Distributed soft measurement method based on Girvan-Newman algorithm

Technical Field

The invention relates to an industrial process soft measurement method, in particular to a distributed soft measurement method based on a Girvan-Newman algorithm.

Background

In modern industrial processes, measurement techniques and equipment play an important role in the overall production system, and corresponding measurement data can provide a solid data base for production planning scheduling, process monitoring and other industrial "big data" applications. Although. Advanced meter technology is rapidly developed in recent years, information such as flow, liquid level, pressure, temperature and the like can be easily measured in an industrial process, and information of direct or indirect reaction product quality can also be measured by an instrument to obtain real-time data. However, the equipment for analyzing the product quality information on line in real time is generally expensive and expensive to maintain, compared to the flow or temperature meters.
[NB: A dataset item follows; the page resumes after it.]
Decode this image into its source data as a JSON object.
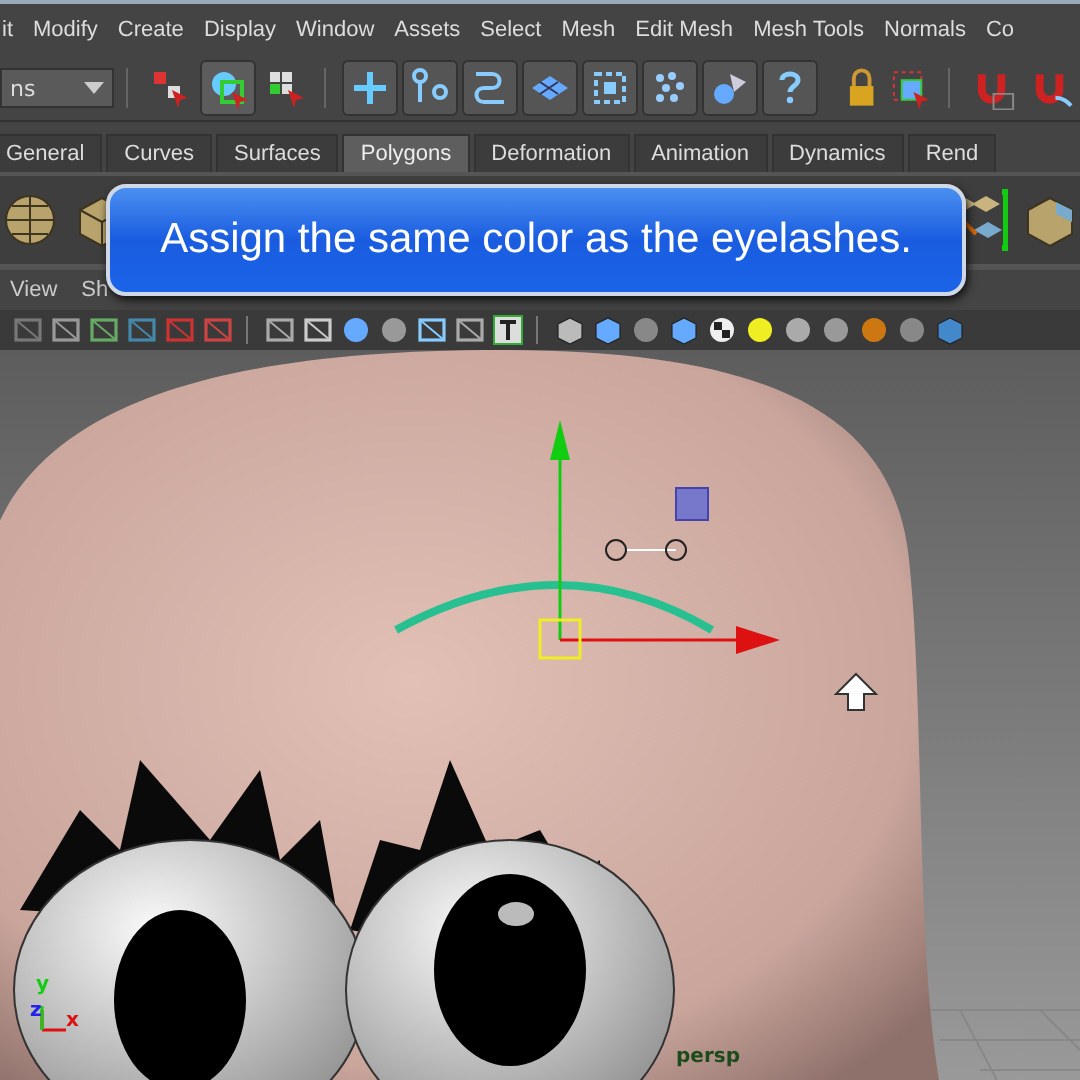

If an offline analysis means is adopted, a certain time delay exists in the acquisition of the product quality data, so that an operator cannot know the product quality data timely and accurately. However, quality monitoring is not isolated from these data information, which reflect product quality. In recent decades, with the widespread use of data-driven methods, soft-measurement techniques have come into play. The method realizes real-time estimation of quality data by establishing a regression model between data which is easy to measure in the production process and product quality data. In recent years, research on soft measurement technique has received more and more attention from the industry and academia.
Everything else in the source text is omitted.